Colleen Lee, Software Engineer, Content Experience & Teaching — #WomenInTech Week at Coursera
Growing up, I didn’t feel much of my identity was rooted in being female or pursuing particularly feminine pastimes. I was a child who loved math, played sports and music, and enjoyed video games in a variety of genres. (I was also something of a Star Wars fanatic.)
It wasn’t until high school that I started to recognize the gender gap in math and its severity as I followed my passion. The International Math Olympiad (IMO) is a highly competitive challenge for which members of the US team are chosen based on a funnel of increasingly selective math competitions. Over a hundred thousand students take the American Mathematics Competition (AMC), an open contest which is the first stage of that funnel. By the time that funnel ends, with the selection of the six members of the national team, there are virtually no women left.
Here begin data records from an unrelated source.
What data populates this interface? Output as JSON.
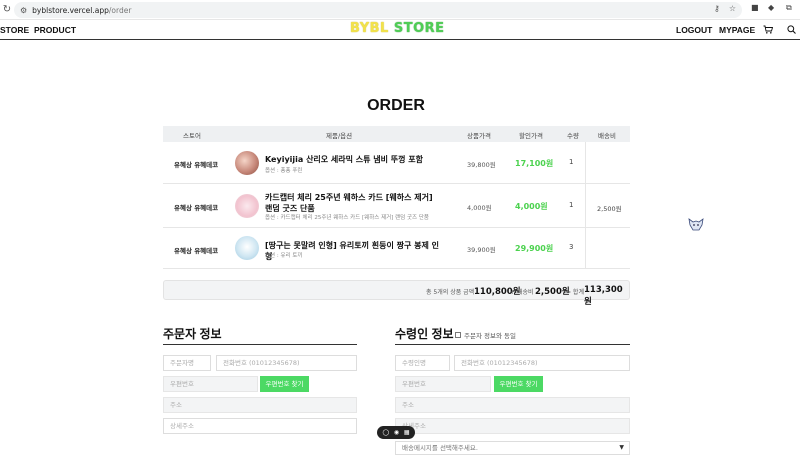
{
  "browser": {
    "url_domain": "byblstore.vercel.app",
    "url_path": "/order"
  },
  "nav": {
    "left_items": [
      "STORE",
      "PRODUCT"
    ],
    "logo_part1": "BYBL",
    "logo_part2": "STORE",
    "right_items": [
      "LOGOUT",
      "MYPAGE"
    ]
  },
  "page_title": "ORDER",
  "table": {
    "headers": [
      "스토어",
      "제품/옵션",
      "상품가격",
      "할인가격",
      "수량",
      "배송비"
    ],
    "rows": [
      {
        "store": "유혜상 유혜데코",
        "name": "Keyiyijia 산리오 세라믹 스튜 냄비 뚜껑 포함",
        "option": "옵션 : 퐁퐁 푸린",
        "price": "39,800원",
        "sale": "17,100원",
        "qty": "1"
      },
      {
        "store": "유혜상 유혜데코",
        "name": "카드캡터 체리 25주년 웨하스 카드 [웨하스 제거] 랜덤 굿즈 단품",
        "option": "옵션 : 카드캡터 체리 25주년 웨하스 카드 [웨하스 제거] 랜덤 굿즈 단품",
        "price": "4,000원",
        "sale": "4,000원",
        "qty": "1"
      },
      {
        "store": "유혜상 유혜데코",
        "name": "[땅구는 못말려 인형] 유리토끼 흰둥이 짱구 봉제 인형",
        "option": "옵션 : 유리 토끼",
        "price": "39,900원",
        "sale": "29,900원",
        "qty": "3"
      }
    ],
    "shipping": "2,500원"
  },
  "summary": {
    "label_total": "총 5개의 상품 금액",
    "total": "110,800원",
    "label_ship": "+ 배송비",
    "ship": "2,500원",
    "label_sum": "= 합계",
    "sum": "113,300원"
  },
  "orderer": {
    "title": "주문자 정보",
    "name_ph": "주문자명",
    "phone_ph": "전화번호 (01012345678)",
    "zip_ph": "우편번호",
    "zip_btn": "우편번호 찾기",
    "addr_ph": "주소",
    "addr2_ph": "상세주소"
  },
  "receiver": {
    "title": "수령인 정보",
    "same_label": "주문자 정보와 동일",
    "name_ph": "수령인명",
    "phone_ph": "전화번호 (01012345678)",
    "zip_ph": "우편번호",
    "zip_btn": "우편번호 찾기",
    "addr_ph": "주소",
    "addr2_ph": "상세주소",
    "delivery_msg": "배송메시지를 선택해주세요."
  },
  "colors": {
    "accent_green": "#4cd964",
    "sale_green": "#4cd24f"
  }
}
In 2007, the US sent its first team to the China Girls’ Math Olympiad (CGMO) and I was one of the eight women selected. That summer, I met three women who had represented the US at the International Math Olympiad (IMO), and I was stunned to learn that they were the only women to have ever qualified in the 30-plus years since the US began competing. And since 2007, no woman has qualified for the IMO team.
Why are there so few women in not only math, but also tech and other STEM fields? One study observed that all of the qualifiers to the CGMO in 2007 and 2008 had come from schools that performed very well at these math competitions, with multiple qualifiers for the USA Math Olympiad (USAMO). In contrast, more than half of the male IMO team members in those years had come from schools where they were the only student to qualify for the USAMO. This suggests that having a community with other high-achievers is more important for women than for men, but also hints at the potential for growth if more schools could be as strong as those that produced top contenders.
Increasing the number of women in STEM is not only a problem for women to solve. Thinking back to my own experience, I have been extremely privileged to be accepted as a member of talented communities of men as well as women. While I have felt the distinct shortage of female role models in STEM fields, I have never felt like I do not belong, because I have always found and joined communities where I feel accepted and welcomed by peers I respect.
This was a key motivating factor when I joined Coursera nearly four years ago, after graduating from Stanford with a B.S. in Engineering Physics and an M.S. in Electrical Engineering. At Coursera, I am among individuals with shared interests who embrace who I am, and together, we work to form a global community of learners crossing not only gender boundaries but also the boundaries of race, ethnicity, and culture. By making the highest-quality education universally accessible, I hope we can enable more individuals to realize their potential and find acceptance in communities of those sharing their talents and interests – whether in math or other STEM related fields.